We bought this house three years ago come July. It has a big yard, and my daughter and I have a garden. We started last summer - the first full summer, I'd just finished school, and I was finally getting around to unpacking boxes. Last year, we made a plan, and we were ready as soon as the first thaw came.

My daughter, by the way, was born while I was in California. She's beautiful, and in some ways, I think she's the quintessential California girl - just not the Southern California Surfer Chick variety. More the Northern California Tied-to-the-Earth variety. She worships the smell of lavender, memorizes the seed catalogs when it's still too early to order, and cultivates and honors her callouses.

Last year's garden was planned and the seedlings were almost ready to go in the ground on Derby weekend, the local "don't plant before" date. But life happens, you know?

That was the weekend my dad went into a coma. We thought he'd be gone before we got there, that Sunday night. But he rallied, and we had a good few days with him. And then a week later, he died, and we were back in NC for the funeral - and it was nearly three weeks late that we put the seedlings in the ground.

We couldn't keep up with the tomatoes. Daddy said, "Only plant five. No more than five." We had no idea what he was talking about, but he kept insisting, until I finally agreed. When I put the seedlings in the ground, three weeks behind schedule, I told him over my shoulder, "Okay, I'll only put five per row, but I have to have at least three rows." Now I know what he was talking about - there is NO way two people can manage the yield from more than five or six tomato plants.

And we had beans, which ran away with themselves, and zucchini as big as my arm (now I know, you don't want to let it get that big), and corn that did not much of anything, but we had to try. Pumpkins - yes! Broccoli, not so much. Peppers - I've had better, and I've had worse.

And what did we do, after the digging and the weeding and the harvesting and freezing and canning were done? After we'd given away all the tomatoes we could? After my friend Ilona, nine months pregnant, ate about a pound of the sweetest cherry tomatoes on earth, and a couple days later had the easiest labor imaginable and gave birth to the sweetest Lola on earth? (Ilona still says it was the tomatoes that made Lola's arrival so easy.) What did we do?
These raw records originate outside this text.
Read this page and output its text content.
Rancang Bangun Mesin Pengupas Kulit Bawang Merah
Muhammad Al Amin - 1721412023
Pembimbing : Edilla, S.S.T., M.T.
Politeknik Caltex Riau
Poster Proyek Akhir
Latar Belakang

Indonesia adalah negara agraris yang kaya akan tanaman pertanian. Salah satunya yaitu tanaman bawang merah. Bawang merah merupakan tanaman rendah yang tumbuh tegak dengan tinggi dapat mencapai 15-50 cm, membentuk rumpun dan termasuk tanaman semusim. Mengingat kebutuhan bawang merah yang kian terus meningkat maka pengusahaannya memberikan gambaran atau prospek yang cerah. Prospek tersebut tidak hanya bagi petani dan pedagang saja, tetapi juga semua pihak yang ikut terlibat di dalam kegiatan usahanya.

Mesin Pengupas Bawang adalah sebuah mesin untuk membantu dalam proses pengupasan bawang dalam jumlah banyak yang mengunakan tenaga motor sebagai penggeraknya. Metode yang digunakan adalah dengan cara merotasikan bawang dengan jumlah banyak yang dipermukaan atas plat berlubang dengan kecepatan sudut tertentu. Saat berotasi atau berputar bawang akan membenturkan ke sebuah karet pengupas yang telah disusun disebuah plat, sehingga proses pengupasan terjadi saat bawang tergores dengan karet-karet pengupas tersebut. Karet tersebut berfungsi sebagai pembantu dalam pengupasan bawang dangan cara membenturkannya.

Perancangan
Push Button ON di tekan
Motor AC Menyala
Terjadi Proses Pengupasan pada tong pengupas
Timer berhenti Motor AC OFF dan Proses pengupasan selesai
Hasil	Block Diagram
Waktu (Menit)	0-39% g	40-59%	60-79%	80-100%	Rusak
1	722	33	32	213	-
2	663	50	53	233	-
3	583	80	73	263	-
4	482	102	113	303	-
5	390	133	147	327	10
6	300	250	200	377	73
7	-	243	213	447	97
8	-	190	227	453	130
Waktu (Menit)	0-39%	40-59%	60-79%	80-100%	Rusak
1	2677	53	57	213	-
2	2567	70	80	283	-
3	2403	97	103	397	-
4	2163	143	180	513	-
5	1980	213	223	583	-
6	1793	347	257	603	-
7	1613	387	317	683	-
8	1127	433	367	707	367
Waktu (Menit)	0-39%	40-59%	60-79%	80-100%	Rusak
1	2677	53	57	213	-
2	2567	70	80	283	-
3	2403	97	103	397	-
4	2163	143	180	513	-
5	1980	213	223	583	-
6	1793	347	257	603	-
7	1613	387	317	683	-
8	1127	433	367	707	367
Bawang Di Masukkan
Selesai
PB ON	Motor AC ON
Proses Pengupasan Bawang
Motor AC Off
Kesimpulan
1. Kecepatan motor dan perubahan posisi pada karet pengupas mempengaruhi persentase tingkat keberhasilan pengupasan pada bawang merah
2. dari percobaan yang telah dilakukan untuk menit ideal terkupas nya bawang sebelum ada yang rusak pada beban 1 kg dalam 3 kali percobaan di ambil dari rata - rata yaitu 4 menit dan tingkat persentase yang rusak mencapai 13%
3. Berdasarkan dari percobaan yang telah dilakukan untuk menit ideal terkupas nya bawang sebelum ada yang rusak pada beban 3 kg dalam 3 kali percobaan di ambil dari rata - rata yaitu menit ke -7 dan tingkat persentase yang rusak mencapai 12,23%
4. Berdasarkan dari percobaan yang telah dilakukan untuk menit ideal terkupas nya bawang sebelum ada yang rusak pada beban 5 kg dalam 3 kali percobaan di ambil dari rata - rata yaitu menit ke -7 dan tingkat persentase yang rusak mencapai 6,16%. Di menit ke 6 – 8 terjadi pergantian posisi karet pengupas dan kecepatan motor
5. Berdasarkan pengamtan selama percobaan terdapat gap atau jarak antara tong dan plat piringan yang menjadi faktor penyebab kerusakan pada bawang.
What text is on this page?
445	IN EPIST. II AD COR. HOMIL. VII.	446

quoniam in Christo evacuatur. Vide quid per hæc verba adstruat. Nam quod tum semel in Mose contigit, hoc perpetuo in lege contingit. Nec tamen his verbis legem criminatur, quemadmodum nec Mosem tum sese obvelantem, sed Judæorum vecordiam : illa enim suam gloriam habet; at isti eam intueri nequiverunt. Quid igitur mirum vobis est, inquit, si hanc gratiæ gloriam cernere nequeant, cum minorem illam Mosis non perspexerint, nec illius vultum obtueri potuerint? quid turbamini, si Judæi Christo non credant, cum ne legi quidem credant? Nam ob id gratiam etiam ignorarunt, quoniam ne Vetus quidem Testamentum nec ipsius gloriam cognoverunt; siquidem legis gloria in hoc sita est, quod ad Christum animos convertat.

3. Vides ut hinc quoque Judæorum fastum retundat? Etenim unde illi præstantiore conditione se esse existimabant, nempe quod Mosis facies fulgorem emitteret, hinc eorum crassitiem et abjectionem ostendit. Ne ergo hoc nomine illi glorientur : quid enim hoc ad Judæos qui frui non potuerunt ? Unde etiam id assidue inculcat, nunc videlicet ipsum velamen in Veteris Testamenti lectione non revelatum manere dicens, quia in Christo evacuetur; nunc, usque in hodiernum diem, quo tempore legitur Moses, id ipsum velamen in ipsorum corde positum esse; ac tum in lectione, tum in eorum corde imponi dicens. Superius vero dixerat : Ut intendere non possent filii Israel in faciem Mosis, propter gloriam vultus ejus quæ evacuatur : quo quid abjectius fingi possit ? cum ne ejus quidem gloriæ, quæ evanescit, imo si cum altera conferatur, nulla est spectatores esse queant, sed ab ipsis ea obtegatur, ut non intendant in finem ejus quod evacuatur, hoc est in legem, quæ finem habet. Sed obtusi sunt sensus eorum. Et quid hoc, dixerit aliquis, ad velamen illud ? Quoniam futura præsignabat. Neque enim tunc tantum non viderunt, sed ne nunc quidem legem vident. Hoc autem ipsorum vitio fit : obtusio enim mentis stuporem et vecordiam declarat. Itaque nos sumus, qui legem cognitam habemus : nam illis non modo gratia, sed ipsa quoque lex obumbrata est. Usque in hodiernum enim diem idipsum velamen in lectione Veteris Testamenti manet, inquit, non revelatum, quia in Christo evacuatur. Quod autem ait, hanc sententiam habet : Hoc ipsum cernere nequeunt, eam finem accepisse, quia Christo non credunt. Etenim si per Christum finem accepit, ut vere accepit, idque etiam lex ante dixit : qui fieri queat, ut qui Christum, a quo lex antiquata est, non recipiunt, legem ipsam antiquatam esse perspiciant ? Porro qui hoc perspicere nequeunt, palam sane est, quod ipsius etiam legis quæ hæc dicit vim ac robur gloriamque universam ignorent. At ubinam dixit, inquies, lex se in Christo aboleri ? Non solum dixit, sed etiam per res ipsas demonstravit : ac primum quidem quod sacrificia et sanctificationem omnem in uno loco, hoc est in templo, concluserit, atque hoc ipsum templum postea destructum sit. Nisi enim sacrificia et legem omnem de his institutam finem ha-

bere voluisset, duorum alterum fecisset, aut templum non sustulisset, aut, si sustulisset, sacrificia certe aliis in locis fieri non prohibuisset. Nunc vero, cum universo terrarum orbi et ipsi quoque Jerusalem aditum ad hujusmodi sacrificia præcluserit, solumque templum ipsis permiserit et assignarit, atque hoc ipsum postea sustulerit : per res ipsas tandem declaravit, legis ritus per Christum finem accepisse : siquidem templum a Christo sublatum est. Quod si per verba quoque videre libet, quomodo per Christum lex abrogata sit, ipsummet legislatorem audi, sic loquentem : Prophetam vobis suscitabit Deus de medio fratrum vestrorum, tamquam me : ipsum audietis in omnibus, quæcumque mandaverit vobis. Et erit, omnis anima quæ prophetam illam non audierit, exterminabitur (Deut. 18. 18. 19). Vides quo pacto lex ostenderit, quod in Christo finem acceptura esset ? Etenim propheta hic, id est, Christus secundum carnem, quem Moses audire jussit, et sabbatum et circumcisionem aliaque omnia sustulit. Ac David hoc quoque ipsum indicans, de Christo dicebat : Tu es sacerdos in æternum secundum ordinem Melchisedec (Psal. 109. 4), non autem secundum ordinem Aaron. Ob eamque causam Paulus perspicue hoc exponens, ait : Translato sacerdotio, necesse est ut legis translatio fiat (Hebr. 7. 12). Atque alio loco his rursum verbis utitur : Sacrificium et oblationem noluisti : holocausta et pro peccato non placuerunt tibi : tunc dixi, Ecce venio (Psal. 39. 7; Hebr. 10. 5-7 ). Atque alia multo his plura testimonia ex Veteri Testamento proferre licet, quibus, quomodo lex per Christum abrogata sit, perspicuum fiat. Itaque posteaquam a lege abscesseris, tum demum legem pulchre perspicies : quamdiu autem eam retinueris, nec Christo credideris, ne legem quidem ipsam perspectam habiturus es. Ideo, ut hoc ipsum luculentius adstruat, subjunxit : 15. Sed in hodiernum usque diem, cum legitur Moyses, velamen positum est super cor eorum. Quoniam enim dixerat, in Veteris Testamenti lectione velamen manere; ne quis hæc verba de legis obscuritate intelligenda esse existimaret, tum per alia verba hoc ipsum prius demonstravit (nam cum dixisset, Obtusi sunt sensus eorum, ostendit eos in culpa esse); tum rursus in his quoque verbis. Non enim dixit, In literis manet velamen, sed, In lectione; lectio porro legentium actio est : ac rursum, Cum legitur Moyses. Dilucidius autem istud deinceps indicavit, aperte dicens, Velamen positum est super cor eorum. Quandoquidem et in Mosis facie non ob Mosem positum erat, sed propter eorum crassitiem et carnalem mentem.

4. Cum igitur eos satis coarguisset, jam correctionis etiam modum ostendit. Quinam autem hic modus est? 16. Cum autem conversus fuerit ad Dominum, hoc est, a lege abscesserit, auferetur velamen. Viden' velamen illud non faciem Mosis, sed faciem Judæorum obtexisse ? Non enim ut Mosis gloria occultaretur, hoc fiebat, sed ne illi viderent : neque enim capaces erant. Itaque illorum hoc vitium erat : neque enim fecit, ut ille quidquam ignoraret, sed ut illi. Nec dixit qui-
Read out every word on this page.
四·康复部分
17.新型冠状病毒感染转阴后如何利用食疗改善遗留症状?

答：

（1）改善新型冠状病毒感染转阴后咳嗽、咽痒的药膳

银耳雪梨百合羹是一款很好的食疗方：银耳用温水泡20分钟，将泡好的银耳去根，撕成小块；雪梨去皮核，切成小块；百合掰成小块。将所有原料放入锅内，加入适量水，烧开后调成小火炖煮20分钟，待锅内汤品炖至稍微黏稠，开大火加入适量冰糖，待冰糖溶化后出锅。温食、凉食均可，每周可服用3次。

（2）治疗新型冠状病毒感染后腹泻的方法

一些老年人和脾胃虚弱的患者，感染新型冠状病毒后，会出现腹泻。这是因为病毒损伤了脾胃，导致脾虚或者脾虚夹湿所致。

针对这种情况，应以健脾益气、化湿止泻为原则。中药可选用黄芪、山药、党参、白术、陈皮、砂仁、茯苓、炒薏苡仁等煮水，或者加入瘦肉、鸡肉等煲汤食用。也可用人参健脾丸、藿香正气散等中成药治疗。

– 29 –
Well, we doubled our garden space. This year, we're planting garlic, onions, and carrots. I plan to have three varieties of potatoes, just to see if I can. (Never did potatoes before - but then, I never did garlic or onions before, either!) And we're planting beans again, and broccoli - yes, broccoli! - and squash and pumpkins and, of course, tomatoes. Six plants. That's all.

Philosophy and ecology and laughing at the dogs aside, why are we doing it? I can think of two reasons off the top of my head.

The first is history: In spite of myself, I am my father's daughter. He knew that; it's why he left me his Encyclopedia of Organic Gardening. It's why he told Mother and my sister and anyone else who would listen to tell me not to plant more than five tomato plants. He knew I'd get crazy and overdo it. He knew I couldn't stop once I started. He knew once the dirt in my blood got moving and made it to my heart, I'd dig and plant until my arms fell off.

He was right about that. After his funeral - after we planted my dad at the top of one of his beloved North Carolina mountains and went home - I dug until I ached. When I had to stop, I turned to face the sun, and I stretched as high as I could, and I talked to him. Last summer, I gardened because I missed my dad, and in the garden, I could still touch base. I could still touch his heart, and that of his brother, my precious Uncle Paul, and his parents, Yancey and Mary Lela. In the garden, under the hot Kentucky sun, I could still talk to my family.

The other reason is pre-history - and I am the "pre." I am my daughter's mother. In our garden, we are women together. There is no mother, no daughter - we are friends. She knows things I can't even guess; I sense things that are just hints to her. My daughter is an herbal healer, a kitchen witch. I am a gardener and a maker of tomato sandwiches. Together, we make magic of a deeply earthy kind.
She cultivates the seeds, I water them.
I weed, she harvests. We plant, she cans. She digs, we stake. And while we dig and plant and stake and harvest and can, we talk. We're friends. We're sisters.

Someday - if we can keep this ball of earth turning a few more cycles 'round the spoke of the sun - she and her daughter will be friends in the garden. I will feel blessed indeed if I can be there to help them. Maybe, like me, my daughter's daughter will resent the weeding, hate the digging - but maybe, like me, she will grow from resentment to an understanding of hard reality, to a deep love of the smell of dirt and tomatoes and lavender that gets embedded in the skin sometime around August.

Meanwhile, here in February and early March, with the wind chill in single or negative digits, we have the memory of the smell of our hands in August, and the hope of an August just around the corner.